Global snapshot data format

Global snapshot data can be represented in the following format:

(GXID_0_0, ..., GXID_0_M) GXMIN (GXID_1_0, ..., GXID_1_N) GXMAX

GXMIN means global tansaction whose gxid is smaller than this value are all terminated (commited/aborted), unless appearing in the list (GXID_0_0, ... GXID_0_M). This is used to save the amount of snapshot especially when only very few number of global transactions are alive for error ercovery (typically local commit failure).

GXMAX means this is the maximum value of currently assigned gxid and global transactions with gxid larger than GXMAX has to be regarded as running.

(GXID_1_0, .... , GXOD_1_N) represents a set of GXIDs whose gxid is between GXMIN and GXMAX and has already terminated. The reason for this is we cannot guarantee the transaction is running when assocaited database instance is down after the transaction is reported to begin and before it reports to be terminated.

From the above, there are multiple snapshot representation possible for a given situation. GPT should provide the minumum size snapshot by calculating optimal value for GXMIN and GXMAX.

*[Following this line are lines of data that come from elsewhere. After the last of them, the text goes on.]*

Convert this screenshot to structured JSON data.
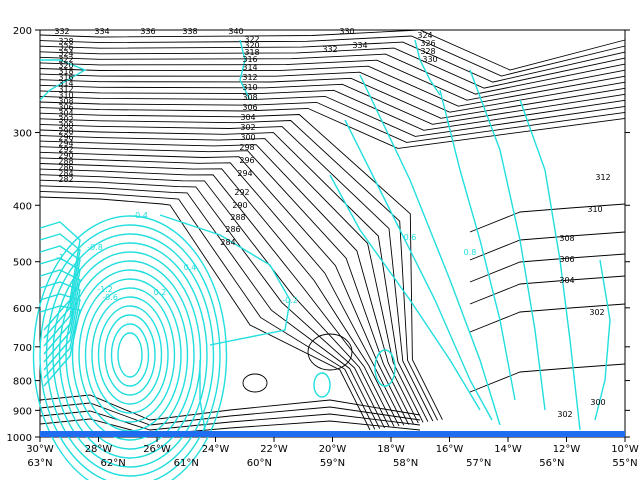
{
  "chart_data": {
    "type": "line",
    "title": "",
    "description_free": true,
    "y_axis": {
      "scale": "log-pressure",
      "ylim": [
        1000,
        200
      ],
      "ticks": [
        "200",
        "300",
        "400",
        "500",
        "600",
        "700",
        "800",
        "900",
        "1000"
      ]
    },
    "x_axis_lon": [
      "30°W",
      "28°W",
      "26°W",
      "24°W",
      "22°W",
      "20°W",
      "18°W",
      "16°W",
      "14°W",
      "12°W",
      "10°W"
    ],
    "x_axis_lat": [
      "63°N",
      "62°N",
      "61°N",
      "60°N",
      "59°N",
      "58°N",
      "57°N",
      "56°N",
      "55°N"
    ],
    "series": [
      {
        "field": "theta",
        "color": "#000000",
        "levels": [
          282,
          284,
          286,
          288,
          290,
          292,
          294,
          296,
          298,
          300,
          302,
          304,
          306,
          308,
          310,
          312,
          314,
          316,
          318,
          320,
          322,
          324,
          326,
          328,
          330,
          332,
          334,
          336,
          338,
          340
        ]
      },
      {
        "field": "pv",
        "color": "#22dede",
        "levels": [
          -0.2,
          -0.4,
          -0.6,
          -0.8,
          -1,
          -1.2,
          0.2,
          0.4,
          0.6,
          0.8
        ]
      }
    ],
    "upper_labels": [
      "332",
      "334",
      "336",
      "338",
      "340",
      "330",
      "328",
      "326",
      "324",
      "322",
      "320",
      "318",
      "316",
      "314",
      "312",
      "310",
      "308",
      "306",
      "304",
      "302",
      "300",
      "298",
      "296",
      "294",
      "292",
      "290",
      "288",
      "286",
      "284",
      "282"
    ],
    "isentrope_labels": [
      "292",
      "290",
      "288",
      "286",
      "284",
      "296",
      "294",
      "298",
      "300",
      "302",
      "304",
      "306",
      "308",
      "310",
      "312",
      "314",
      "316",
      "318",
      "320",
      "322",
      "324",
      "326",
      "328",
      "330",
      "332",
      "334"
    ],
    "right_labels": [
      "312",
      "310",
      "308",
      "306",
      "304",
      "302",
      "300",
      "302"
    ],
    "pv_labels": [
      "-0.2",
      "-0.4",
      "-0.6",
      "-0.8",
      "-1",
      "-1.2",
      "0.2",
      "0.4",
      "0.6",
      "0.8"
    ],
    "colors": {
      "theta": "#000000",
      "pv": "#22dede",
      "surface": "#1e6cf0"
    }
  }
}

Global snapshot maintenance in GTP

GXID in GTP cannot be removed in GTP immediately because we have a chance that other global transaction depends upon this.

When a transaction terminates, its GXID is marked as finished and is associated with set of running GXIDs as referring GXIDs. Each of such GXID can be removed from the list when it terminates. When referring GXID becomes zero, then such GXID information can be removed from GTP.

When a database instance gets down and restarts, all the associated transaction are automatically aborted. In this case, each database instance should report this to GTP and GTP can clean up its global transaction information if dbid matches to such database instance.

Please note that such GXID will not appear in the snapshot requested after it ternates. This can be used to calculate GXMIN in the snapshot to minimize the amount of global snapshot.

Global snapshot maintenance in local database instances

Loclal database instances cannot remove GXID associated with local immediately when this GXID terminates because other global transaction can refer to this afterwords. Local database instance should inquire GTP about valid GXID periodically to prevent bloat. If such GXID is not present at GTP, local database instance can remove this. Please note that such remaining GXID-XID mapping does not affect the visibility check correctiveness but can impact the performance.

Database instance beloging to more than one database cluster

We can allow a database instance can belong to more than one cluster. In this case, we need to extend the above with cluster-id. Any global transaction need to determine which cluster it belongs to and GXID and global snapshot request to appropriate GTP. In this case, GXID can be represented as (cluster-id, dbid, gxid).